Other takes on the book:

“These kids are hopelessly adrift, convinced that everyone else around them can hear the beat they can’t.” – Ron Charles

Ready When You Are, C.B. has a Goon-worthy collections of charts, graphs and other modular elements that help explain the complexity of this book in very fun and creative ways.

“This is not a ‘lazy reader’ novel. This is a ‘bring it like you mean it’ novel.” – Jackie Cangro

Interestingly, Girl to the Rescue points out that many of the stories were previously published in literary journals and edited collections. That kind of changes how I think about the book! Did Egan set out to tell the story this way, or did she just want a collection of short stories that would catch readers’ attention?

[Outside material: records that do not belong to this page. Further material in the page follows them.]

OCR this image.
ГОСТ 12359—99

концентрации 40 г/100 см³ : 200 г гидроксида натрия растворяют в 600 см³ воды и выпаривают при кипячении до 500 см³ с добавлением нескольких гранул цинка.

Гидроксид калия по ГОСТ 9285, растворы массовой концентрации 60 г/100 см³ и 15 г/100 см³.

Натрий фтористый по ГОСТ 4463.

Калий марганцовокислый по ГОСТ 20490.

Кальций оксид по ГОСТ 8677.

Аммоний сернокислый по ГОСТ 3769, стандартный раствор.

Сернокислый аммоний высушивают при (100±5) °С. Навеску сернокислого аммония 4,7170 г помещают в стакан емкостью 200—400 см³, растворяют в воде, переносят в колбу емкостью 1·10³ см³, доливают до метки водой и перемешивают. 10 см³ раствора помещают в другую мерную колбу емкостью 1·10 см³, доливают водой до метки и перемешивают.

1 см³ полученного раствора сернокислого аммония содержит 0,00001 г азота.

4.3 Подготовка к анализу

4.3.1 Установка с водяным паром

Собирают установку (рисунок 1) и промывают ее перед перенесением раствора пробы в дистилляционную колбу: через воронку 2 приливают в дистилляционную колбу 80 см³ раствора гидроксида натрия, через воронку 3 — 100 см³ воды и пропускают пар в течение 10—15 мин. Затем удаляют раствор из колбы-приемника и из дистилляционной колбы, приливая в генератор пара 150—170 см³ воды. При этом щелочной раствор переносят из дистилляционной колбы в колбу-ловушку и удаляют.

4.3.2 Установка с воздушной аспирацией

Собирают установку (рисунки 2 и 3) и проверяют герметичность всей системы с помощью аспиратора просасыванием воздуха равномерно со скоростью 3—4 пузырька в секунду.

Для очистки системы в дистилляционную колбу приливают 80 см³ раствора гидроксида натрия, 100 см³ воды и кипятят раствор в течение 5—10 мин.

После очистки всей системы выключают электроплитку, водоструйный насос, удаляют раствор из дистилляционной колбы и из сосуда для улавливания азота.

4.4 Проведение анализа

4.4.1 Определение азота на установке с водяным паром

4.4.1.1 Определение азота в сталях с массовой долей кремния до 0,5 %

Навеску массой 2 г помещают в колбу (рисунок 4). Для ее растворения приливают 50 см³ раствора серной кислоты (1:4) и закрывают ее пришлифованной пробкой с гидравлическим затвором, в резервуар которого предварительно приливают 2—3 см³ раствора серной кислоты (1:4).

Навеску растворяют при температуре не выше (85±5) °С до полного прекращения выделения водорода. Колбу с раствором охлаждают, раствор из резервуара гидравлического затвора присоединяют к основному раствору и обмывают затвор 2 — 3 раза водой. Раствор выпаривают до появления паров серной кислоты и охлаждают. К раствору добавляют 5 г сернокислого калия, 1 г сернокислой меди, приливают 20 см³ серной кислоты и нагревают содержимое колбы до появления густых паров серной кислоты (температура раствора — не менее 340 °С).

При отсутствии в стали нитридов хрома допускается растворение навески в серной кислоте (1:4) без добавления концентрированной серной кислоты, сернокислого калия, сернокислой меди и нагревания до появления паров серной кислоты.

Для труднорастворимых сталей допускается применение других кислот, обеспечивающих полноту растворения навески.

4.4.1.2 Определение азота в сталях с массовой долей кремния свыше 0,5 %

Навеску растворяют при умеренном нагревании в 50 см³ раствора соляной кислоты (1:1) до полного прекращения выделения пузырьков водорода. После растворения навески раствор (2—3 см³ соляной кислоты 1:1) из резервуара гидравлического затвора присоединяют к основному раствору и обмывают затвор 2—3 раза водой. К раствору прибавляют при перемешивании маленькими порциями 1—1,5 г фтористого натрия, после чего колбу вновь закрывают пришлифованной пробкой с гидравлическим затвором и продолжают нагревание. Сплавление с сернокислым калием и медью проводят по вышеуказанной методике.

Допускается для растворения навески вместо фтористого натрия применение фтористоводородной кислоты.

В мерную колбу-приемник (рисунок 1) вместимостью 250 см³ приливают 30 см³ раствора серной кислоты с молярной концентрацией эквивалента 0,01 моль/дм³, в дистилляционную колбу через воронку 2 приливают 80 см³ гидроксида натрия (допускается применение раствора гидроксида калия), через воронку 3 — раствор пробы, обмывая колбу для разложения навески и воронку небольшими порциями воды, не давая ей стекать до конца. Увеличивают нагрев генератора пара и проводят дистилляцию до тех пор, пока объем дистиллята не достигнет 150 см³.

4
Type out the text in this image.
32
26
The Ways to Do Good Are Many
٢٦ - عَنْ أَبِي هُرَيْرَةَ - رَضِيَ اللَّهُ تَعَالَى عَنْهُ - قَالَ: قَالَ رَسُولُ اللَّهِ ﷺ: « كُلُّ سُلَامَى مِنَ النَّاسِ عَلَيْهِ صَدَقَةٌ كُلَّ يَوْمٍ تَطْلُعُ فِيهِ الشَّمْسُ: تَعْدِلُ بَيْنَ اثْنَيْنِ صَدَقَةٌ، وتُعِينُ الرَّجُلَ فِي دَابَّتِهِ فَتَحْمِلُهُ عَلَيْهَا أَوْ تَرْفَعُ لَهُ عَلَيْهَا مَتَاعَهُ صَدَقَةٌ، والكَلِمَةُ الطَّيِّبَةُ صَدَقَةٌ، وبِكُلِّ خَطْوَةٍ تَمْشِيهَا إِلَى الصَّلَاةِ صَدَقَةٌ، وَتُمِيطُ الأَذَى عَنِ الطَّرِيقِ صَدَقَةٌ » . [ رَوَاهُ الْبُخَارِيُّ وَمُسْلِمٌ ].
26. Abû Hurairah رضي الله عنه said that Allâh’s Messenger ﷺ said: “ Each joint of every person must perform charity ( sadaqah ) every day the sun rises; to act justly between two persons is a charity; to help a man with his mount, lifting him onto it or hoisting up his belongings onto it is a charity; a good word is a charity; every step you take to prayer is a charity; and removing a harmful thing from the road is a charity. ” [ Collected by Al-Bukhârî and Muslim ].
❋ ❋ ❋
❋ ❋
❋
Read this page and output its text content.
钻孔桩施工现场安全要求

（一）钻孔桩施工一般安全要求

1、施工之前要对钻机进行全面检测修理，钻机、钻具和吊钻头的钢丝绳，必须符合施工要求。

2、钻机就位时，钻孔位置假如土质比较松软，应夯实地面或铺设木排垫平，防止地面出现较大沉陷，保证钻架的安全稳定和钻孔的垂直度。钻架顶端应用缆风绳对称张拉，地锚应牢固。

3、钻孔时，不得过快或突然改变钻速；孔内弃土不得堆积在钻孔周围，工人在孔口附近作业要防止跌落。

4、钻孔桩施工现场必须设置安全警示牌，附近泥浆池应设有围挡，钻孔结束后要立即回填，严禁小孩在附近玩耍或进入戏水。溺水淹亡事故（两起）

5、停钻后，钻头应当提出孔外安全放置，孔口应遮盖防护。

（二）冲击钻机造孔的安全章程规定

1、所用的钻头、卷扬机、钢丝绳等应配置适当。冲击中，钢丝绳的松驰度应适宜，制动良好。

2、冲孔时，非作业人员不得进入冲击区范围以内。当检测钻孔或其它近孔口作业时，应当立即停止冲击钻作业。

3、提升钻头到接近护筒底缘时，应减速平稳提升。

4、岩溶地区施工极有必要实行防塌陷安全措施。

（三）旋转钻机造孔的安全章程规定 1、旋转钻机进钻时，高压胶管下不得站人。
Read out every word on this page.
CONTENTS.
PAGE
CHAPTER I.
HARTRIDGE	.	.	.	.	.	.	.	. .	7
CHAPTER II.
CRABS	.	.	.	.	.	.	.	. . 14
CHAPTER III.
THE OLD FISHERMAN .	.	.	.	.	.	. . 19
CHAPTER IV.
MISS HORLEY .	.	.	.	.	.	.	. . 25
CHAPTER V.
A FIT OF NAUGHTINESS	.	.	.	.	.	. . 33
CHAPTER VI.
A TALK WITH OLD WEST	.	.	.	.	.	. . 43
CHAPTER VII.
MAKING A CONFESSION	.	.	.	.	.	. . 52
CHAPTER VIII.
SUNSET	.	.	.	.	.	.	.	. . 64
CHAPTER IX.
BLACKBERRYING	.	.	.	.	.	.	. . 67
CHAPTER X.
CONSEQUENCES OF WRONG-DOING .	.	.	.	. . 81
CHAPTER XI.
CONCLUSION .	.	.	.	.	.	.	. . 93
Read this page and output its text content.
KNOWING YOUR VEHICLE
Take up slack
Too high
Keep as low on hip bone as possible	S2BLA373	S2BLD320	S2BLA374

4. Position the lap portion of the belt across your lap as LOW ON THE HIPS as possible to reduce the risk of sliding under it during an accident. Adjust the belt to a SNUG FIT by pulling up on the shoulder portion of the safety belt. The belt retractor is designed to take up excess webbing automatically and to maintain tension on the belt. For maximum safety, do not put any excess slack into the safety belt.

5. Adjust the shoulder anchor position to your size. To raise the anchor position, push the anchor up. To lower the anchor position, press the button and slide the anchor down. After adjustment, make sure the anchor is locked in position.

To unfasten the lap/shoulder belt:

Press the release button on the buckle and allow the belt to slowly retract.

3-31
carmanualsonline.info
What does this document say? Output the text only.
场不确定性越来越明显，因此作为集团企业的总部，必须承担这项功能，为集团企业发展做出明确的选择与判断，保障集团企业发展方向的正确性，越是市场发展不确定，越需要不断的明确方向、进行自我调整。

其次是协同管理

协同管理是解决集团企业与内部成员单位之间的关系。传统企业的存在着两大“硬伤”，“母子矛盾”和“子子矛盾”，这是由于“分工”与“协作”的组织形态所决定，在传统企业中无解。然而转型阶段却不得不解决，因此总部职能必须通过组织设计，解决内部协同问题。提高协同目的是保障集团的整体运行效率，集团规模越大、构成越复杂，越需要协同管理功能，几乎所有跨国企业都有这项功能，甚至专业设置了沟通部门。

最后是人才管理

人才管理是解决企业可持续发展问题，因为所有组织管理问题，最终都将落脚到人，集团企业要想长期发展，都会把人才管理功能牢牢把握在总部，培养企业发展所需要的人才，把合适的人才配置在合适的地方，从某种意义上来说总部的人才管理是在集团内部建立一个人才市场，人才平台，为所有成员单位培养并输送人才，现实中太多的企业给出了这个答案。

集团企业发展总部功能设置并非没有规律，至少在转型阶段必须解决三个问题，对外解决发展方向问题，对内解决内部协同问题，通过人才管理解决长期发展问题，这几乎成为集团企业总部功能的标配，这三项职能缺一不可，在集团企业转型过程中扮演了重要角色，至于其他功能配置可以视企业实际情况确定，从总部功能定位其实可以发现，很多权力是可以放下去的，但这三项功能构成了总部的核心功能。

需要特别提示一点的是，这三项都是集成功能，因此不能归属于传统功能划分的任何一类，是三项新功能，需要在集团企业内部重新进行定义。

Don’t just take my word for it! Buy A Visit from the Goon Squad from an independent bookstore or Amazon (Kindle version is available). Each sale from these links helps support Melody & Words.

3 replies »

  1. Great review! I didn’t know that the stories in the book had been published separately. Hmm…even though they can be taken as stand-alone stories, it does make me wonder if they were written this way intentionally.

    On a separate note have you read Olive Kitteridge? That’s a “novel in stories” that are only loosely tied together by the fact that they all take place in the same town in Maine. Similar concept as Goon Squad, but much more accessible.

    Like

    • Thanks! I haven’t read Olive Kitteridge yet, but everyone keeps recommending it to me. I’ll have to convince my book club to do that next!